Authoritarianism threatens as long as SA remains one of the worst countries at trickle-down economics
A recent Business Day editorial spoke of an “unacceptably high level of youth unemployment” and how it “is now probably the biggest threat to SA’s stability” (“President must assemble a wartime cabinet”, February 7). Since then Stats SA’s labour force figures for the fourth quarter of 2022 revealed that this figure has increased still further, to an eye-watering 61% of those between 15 and 24 years old.
While it is easy to validate the assessment of the threat this poses to SA’s stability, the implications are difficult to confront. Brazil’s unemployment rate is second only to ours among Group of 20 countries, yet ours is twice as high. Worse still, our official youth unemployment rate substantially understates our extreme outlier status.
The more telling metric is the portion of our young adults who will be unemployed for so long that they become permanently marginalised. Nearly all of our currently unemployed young adults will eventually fit this description due to our low growth trajectory.
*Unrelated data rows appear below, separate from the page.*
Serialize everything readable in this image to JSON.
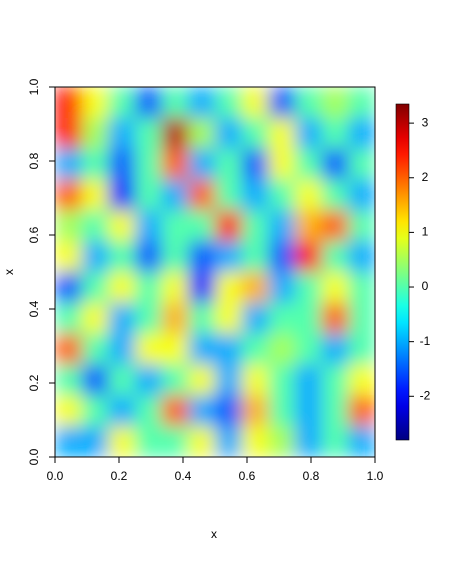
{
  "chart_data": {
    "type": "heatmap",
    "x_label": "x",
    "y_label": "x",
    "xlim": [
      0,
      1
    ],
    "ylim": [
      0,
      1
    ],
    "xticks": [
      {
        "value": 0,
        "label": "0.0"
      },
      {
        "value": 0.2,
        "label": "0.2"
      },
      {
        "value": 0.4,
        "label": "0.4"
      },
      {
        "value": 0.6,
        "label": "0.6"
      },
      {
        "value": 0.8,
        "label": "0.8"
      },
      {
        "value": 1,
        "label": "1.0"
      }
    ],
    "yticks": [
      {
        "value": 0,
        "label": "0.0"
      },
      {
        "value": 0.2,
        "label": "0.2"
      },
      {
        "value": 0.4,
        "label": "0.4"
      },
      {
        "value": 0.6,
        "label": "0.6"
      },
      {
        "value": 0.8,
        "label": "0.8"
      },
      {
        "value": 1,
        "label": "1.0"
      }
    ],
    "colormap": "jet",
    "zlim": [
      -2.8,
      3.35
    ],
    "zticks": [
      -2,
      -1,
      0,
      1,
      2,
      3
    ],
    "values": [
      [
        2.5,
        1,
        0,
        -1.5,
        0,
        -1,
        0,
        1,
        -1.5,
        0,
        0.5,
        0
      ],
      [
        2.5,
        0.5,
        -1,
        0,
        3,
        0.5,
        -1,
        0,
        1,
        -1,
        0,
        -1
      ],
      [
        -1,
        0,
        -1.5,
        0,
        2,
        -1,
        0,
        -1.5,
        1,
        0,
        -1.5,
        0
      ],
      [
        2,
        1,
        -2,
        0,
        -1,
        2,
        0,
        -1,
        0,
        1,
        0,
        -1
      ],
      [
        0.5,
        0,
        1,
        -1,
        0,
        0,
        2.5,
        0,
        -1,
        1.5,
        2,
        0
      ],
      [
        1,
        -1,
        0,
        -1.5,
        0,
        -1.5,
        -1,
        0,
        -1.5,
        2.5,
        0,
        -1
      ],
      [
        -1.5,
        0,
        1,
        0,
        1,
        -2,
        1,
        1.5,
        -1,
        0,
        1,
        0
      ],
      [
        0,
        1,
        -1,
        0,
        1.5,
        0,
        1,
        -1,
        0,
        0,
        2,
        0
      ],
      [
        2,
        0,
        -1,
        1,
        1,
        -1,
        -1,
        0,
        0.5,
        0,
        -1,
        0
      ],
      [
        0,
        -1.5,
        0,
        -1,
        0,
        1,
        -1,
        1,
        0,
        -1,
        0,
        1
      ],
      [
        1,
        0,
        -1,
        0,
        2,
        -1,
        -1.5,
        1.5,
        0,
        -1,
        0,
        2
      ],
      [
        -1,
        -1,
        1,
        0,
        0,
        1,
        -1,
        1,
        0.5,
        -1,
        0,
        -1
      ]
    ]
  }
}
Those who are unemployed two years after leaving school still offer youthful adaptability. After another, say, half-dozen years of continued unemployment, this group becomes far less attractive to employers than younger cohorts. Aspirations give way to coping. Pervasive damage becomes permanent.
Accepting the implications of our youth unemployment crisis should jolt our economic sensibilities as much as the Gupta email leaks revealed how we had been politically duped. Insights from scholars and journalists helped us then to accept how wide of the mark our perceptions had been.
Will we now accept that mineral wealth does not allow us to reject 21st-century development drivers? Will we appreciate that many democratic movements have been vanquished by authoritarianism amid mounting economic grief?
While the French Revolution still inspires, its governance innovations were unable to quell the social unrest that then beset France. Rather, dissatisfaction was soon exploited by Napoleon Bonaparte to create a military dictatorship.
If, while making national emergencies seem routine, the ANC continues to dominate the Union Buildings after the 2024 elections, is it reasonable to presume the constitution will survive for elections to be contested in 2029? Have the ANC’s leaders not made clear that they prioritise their party’s interests ahead of the nation’s?
We can be certain that our youth unemployment crisis will intensify — with powder keg effects — as the ranks of the permanently marginalised bulge. Yet, notwithstanding how easy it was to provoke social unrest in July 2021, many expect the ANC to root out corruption for the next several years and then accept its being dispatched by 2029 voters. Is this realistic?
All functioning governments avoid significant youth unemployment for fear of forfeiting political stability. Is the ANC more a violence-prone patronage network than a constitutionally committed political party? Would many of its members welcome a transition from democracy to authoritarian rule?
Suspending the constitution would spark international condemnation — mostly among Western countries. But by aligning with anti-Western nations the ANC can reframe the blowback risks. Does this help explain the ANC’s increasing tilt toward Russia and China?
A 2029 transition to a coalition government dominated by well-meaning, competent politicians seems alluringly plausible. But there are equally realistic scenarios in which the country’s social cohesion breaks down before then. As five years of a hard-left, ANC-dominated coalition national government would ensure continued low growth, most of our young adults would feel marginalised and cheated.
Alternatively, percolating economic agony could make next year’s election a turning point. Yet our economic discourse has lagged. Instead of focusing on powerful solutions, the ANC has succeeded in framing our employment challenges as a moral dilemma between fiscal rectitude and compassionate subsistence payments. This reflects meagre political accountability that traces to social justice emotions having been systematically exploited. It also involves isolationist impulses being indulged despite global integration being central to this economic era.
Globally determined success drivers are then ignored to favour vested interests. The belief persists that investment-led growth is viable despite policies that undermine both exporting and domestic growth. When our dissimilar leaders advocate investment-led growth they are saying their interests must be prioritised. This is termed “trickle-down economics”. Our global rankings for inequality and youth unemployment confirm that SA is among the world’s worst countries at trickle-down economics.
Our socially destabilising unemployment and poverty trace to inward-focused economic policies amid a deeply integrated global economy. Corruption and incompetent execution are more visible yet, ultimately, less debilitating. We must aggressively pivot to achieve employment-led growth through far greater global integration. This is difficult but doable, whereas the alternatives threaten unacceptable outcomes.